With Arendse also pitching in support for Chingoka and India throwing its weight behind the South Africans the audit committee’s recommendations were easily overturned and eventually even the three countries keenest to bring Zimbabwean cricket to book - New Zealand, Australia and England - gave way.
However, the way it was handled rankled, with Malcolm Speed refusing to attend the press conference that followed, a remarkable thing for a chief executive to do.
And only Mali spoke about Zimbabwean accounts with former England and Wales Cricket Board chairman David Morgan - who takes over as ICC President in July - staying conspicuously silent.
Several countries feel very unhappy about the way the ICC decided to exonerate Chingoka and Zimbabwe’s finances. One ICC source told me, “The way South Africa handled this issue was disgusting."
The ICC meetings also revealed other problems within the organisation and the power of India.
It was decided that Imtiaz Patel, a South African who heads SA broadcaster Super Sport, will succeed Speed as chief executive with Inderjit Bindra, who has been the Indian ICC representative, becoming special adviser to the President.
However I understand that Morgan, who was part of the selection panel, was keener on another South African Haron Logart and this two-man replacement for Speed may have been an Indian game.

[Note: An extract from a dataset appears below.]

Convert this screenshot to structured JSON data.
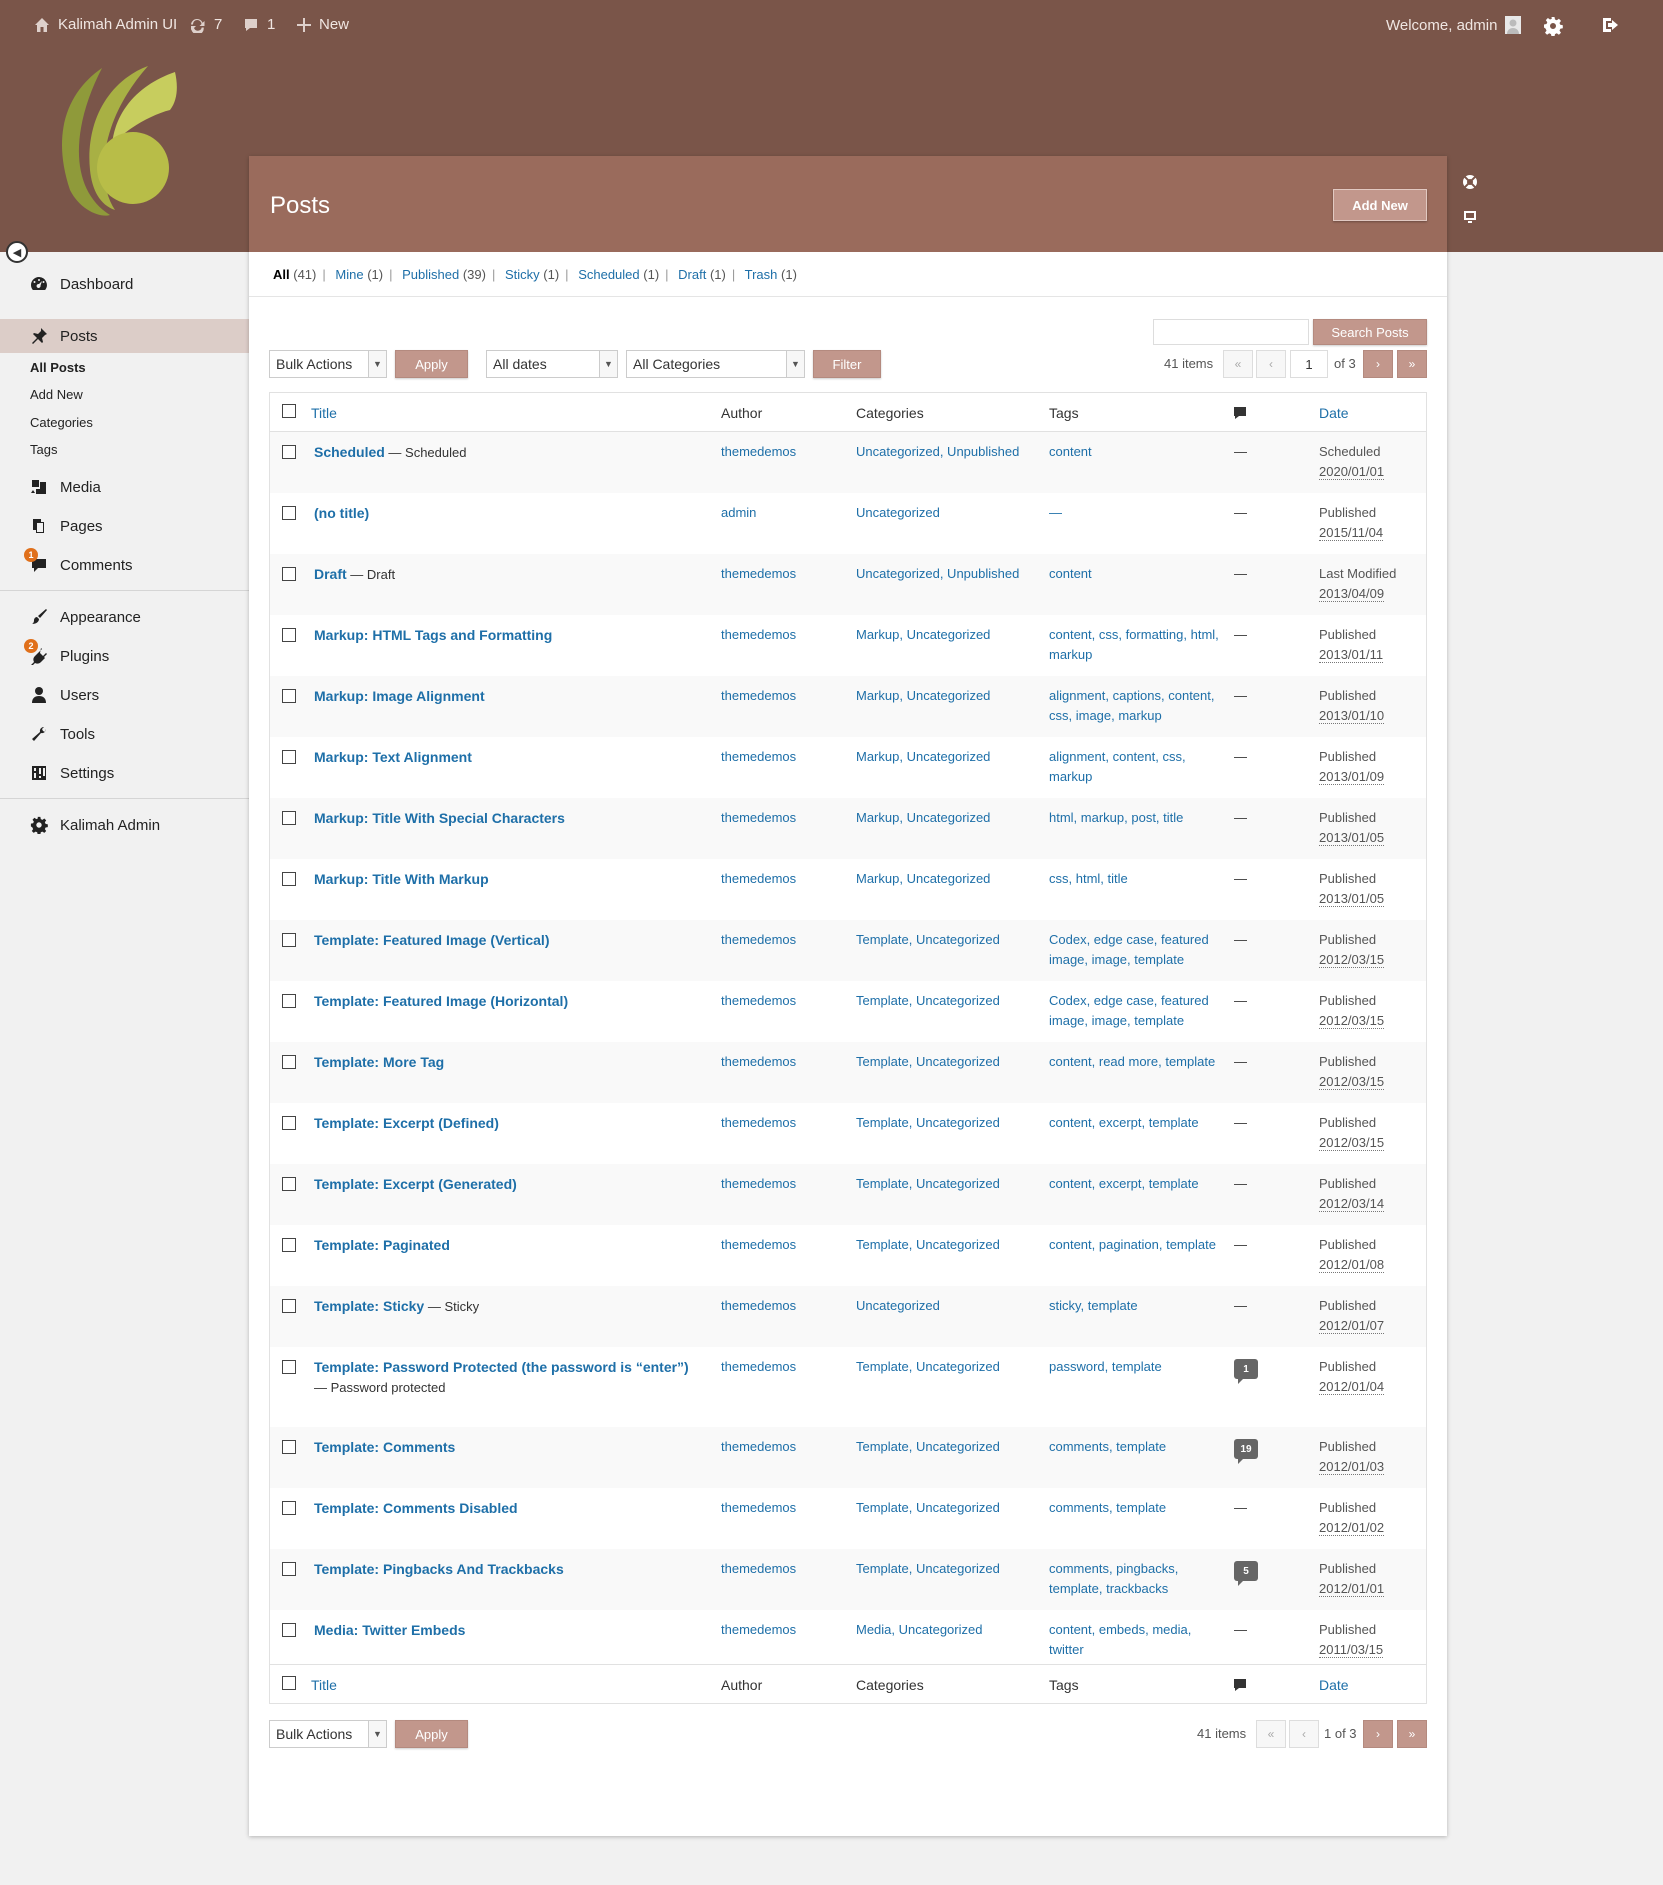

Patel is yet to confirm he will take up the role as ICC chief executive but that it seems is because of problems with his current employer Super Sport. He has the full backing of India.
At the beginning of February when Patel came to Dubai for his interviews Indian officials met him. Bindra was promoted as rival candidate but never wanted the job. India sees the Patel-Bindra axis as ideal for the paymasters of world cricket and India’s power cannot be doubted.
Indeed I am told they have made ICC general manager of cricket David Richardson eat humble pie.
Following the sledging between Australian and Indian players Richardson wrote to India asking them to reprimand Harbhajan Singh for his alleged comments on Matthew Hayden just as Australia had taken Hayden to task for his outburst on the Indian.
In his letter Richardson asked the Indians to respond within 24 hours.
I am told the letter provoked a furious response from India. They demanded, and got, an apology from Richardson for his temerity in proposing any such step.
Another lesson that you do not upset world cricket’s money men.